Landlord and tenant – House in multiple occupation – Status of existing licence when property changed hands – Appellant tenant applying to First-tier Tribunal (FTT) for rent repayment order on basis that respondent landlord operated house in multiple occupation without licence – FTT dismissing application on basis that no power to make rent repayment order – Appellant appealing – Whether previous licence continuing until new owner obtaining licence – Appeal allowed
The appellant took a tenancy at Room 4, 14a Well Hall Parade, Eltham, London on 1 July 2016 and left on 14 August 2018; there were other tenants and it was not in dispute that the property was required to be licensed as a house in multiple occupation (HMO) under section 61 of the Housing Act 2004. The then owners had a licence which was issued in 2016 and would expire in 2021. The respondent purchased the property around October 2016. It applied for an HMO licence on 12 May 2017. A licence was granted to the respondent on 6 September 2018.
The respondent had not applied straight away for an HMO licence because of a misunderstanding that a licence ran with the land so that a new owner did not have to get another licence. That was not correct because, under section 68(6), a licence might not be transferred. Further, under section 63(4)(b) of the 2004 Act, the licensing authority had to be satisfied that the licence holder was a fit and proper person.
In November 2018, the appellant applied to the First-tier Tribunal (FTT) for a rent repayment order (RRO) on the basis that the respondent had committed an offence under section 72(1) of the 2004 Act which provided that: “A person commits an offence if he is a person having control of or managing an HMO which is required to be licensed under this Part … but is not so licensed”. The FTT noted that the licence granted in 2016 to the previous owner had not been revoked prior to the grant of the new licence to the respondent, so the property continued to be licensed throughout. Therefore, the FTT said it had no power to make a rent repayment order and dismissed the application. The appellant appealed. The appeal was determined on written representations.
Held: The appeal was allowed.
(1) It remained the law that where a property was sold and the new owner took over management and control from the seller, that new owner required a licence. The previous licence could not be transferred to the new owner and was of no assistance, whether or not expressly revoked, because the new owner did not have a licence.
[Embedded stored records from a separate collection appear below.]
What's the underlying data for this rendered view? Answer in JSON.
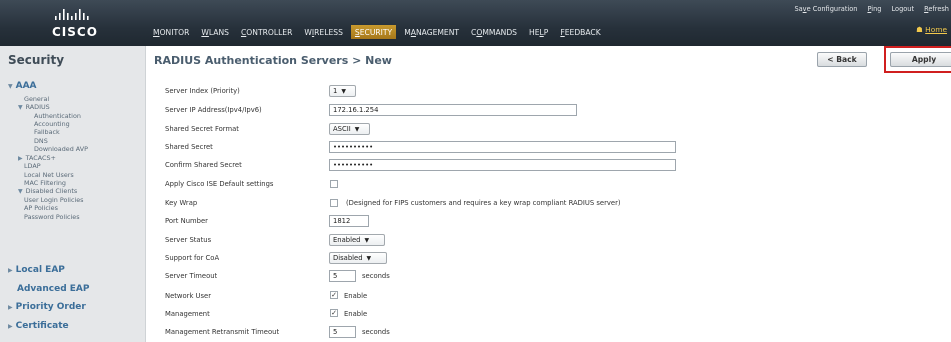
{
  "header": {
    "logo_text": "CISCO",
    "nav": [
      "MONITOR",
      "WLANs",
      "CONTROLLER",
      "WIRELESS",
      "SECURITY",
      "MANAGEMENT",
      "COMMANDS",
      "HELP",
      "FEEDBACK"
    ],
    "active_nav": "SECURITY",
    "top_links": [
      "Save Configuration",
      "Ping",
      "Logout",
      "Refresh"
    ],
    "home": "Home"
  },
  "sidebar": {
    "title": "Security",
    "items": {
      "aaa": "AAA",
      "general": "General",
      "radius": "RADIUS",
      "authentication": "Authentication",
      "accounting": "Accounting",
      "fallback": "Fallback",
      "dns": "DNS",
      "downloaded_avp": "Downloaded AVP",
      "tacacs": "TACACS+",
      "ldap": "LDAP",
      "local_net_users": "Local Net Users",
      "mac_filtering": "MAC Filtering",
      "disabled_clients": "Disabled Clients",
      "user_login_policies": "User Login Policies",
      "ap_policies": "AP Policies",
      "password_policies": "Password Policies",
      "local_eap": "Local EAP",
      "advanced_eap": "Advanced EAP",
      "priority_order": "Priority Order",
      "certificate": "Certificate"
    }
  },
  "page": {
    "title": "RADIUS Authentication Servers > New",
    "back": "< Back",
    "apply": "Apply"
  },
  "form": {
    "server_index_label": "Server Index (Priority)",
    "server_index_value": "1",
    "server_ip_label": "Server IP Address(Ipv4/Ipv6)",
    "server_ip_value": "172.16.1.254",
    "secret_format_label": "Shared Secret Format",
    "secret_format_value": "ASCII",
    "shared_secret_label": "Shared Secret",
    "shared_secret_value": "••••••••••",
    "confirm_secret_label": "Confirm Shared Secret",
    "confirm_secret_value": "••••••••••",
    "ise_default_label": "Apply Cisco ISE Default settings",
    "key_wrap_label": "Key Wrap",
    "key_wrap_note": "(Designed for FIPS customers and requires a key wrap compliant RADIUS server)",
    "port_label": "Port Number",
    "port_value": "1812",
    "status_label": "Server Status",
    "status_value": "Enabled",
    "coa_label": "Support for CoA",
    "coa_value": "Disabled",
    "timeout_label": "Server Timeout",
    "timeout_value": "5",
    "timeout_unit": "seconds",
    "network_user_label": "Network User",
    "network_user_enable": "Enable",
    "management_label": "Management",
    "management_enable": "Enable",
    "mgmt_retransmit_label": "Management Retransmit Timeout",
    "mgmt_retransmit_value": "5",
    "mgmt_retransmit_unit": "seconds"
  },
  "colors": {
    "header_bg": "#27313b",
    "active_tab": "#b8860b",
    "sidebar_bg": "#e5e7e9",
    "link_blue": "#3b6e99",
    "highlight_red": "#d01f1f"
  }
}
The exception that proved the rule was where the licence holder died. Section 68(7) of the 2004 Act provided that the licence ceased to be in force on the death of the licence holder; but section 68(8) went on to say that for the following three months the house was to be treated as if it had the benefit of a temporary exemption notice. There was no such provision for the case where the licence holder ceased to be the owner, or the person in control, of the property. In that event the new owner had to take steps to comply with the Act, and section 72(4) provided a defence to a criminal charge provided that an application for a licence had been duly made.
(2) The respondent’s argument was rejected that, if the law was as the appellant said it was, it would be difficult if not impossible to sell a HMO property as a running business. That was not the case because the new owners could protect themselves by making an application promptly. There were numerous resources available for the assistance of “buy to let” purchasers and the legal point on which the present appeal turned appeared to be well known.
(3) The Upper Tribunal could not substitute its own decision about the RRO, because there was a dispute of fact as to when the respondent made a valid application for an HMO, and because the FTT would need to hear evidence in order to exercise its discretion as to the amount of the RRO. Section 44(4) of the Housing and Planning Act 2016 required it to take into account the conduct of the landlord and the tenant and the financial circumstances of the landlord. Therefore, the matter would be remitted to the FTT, which would give directions for a re-hearing.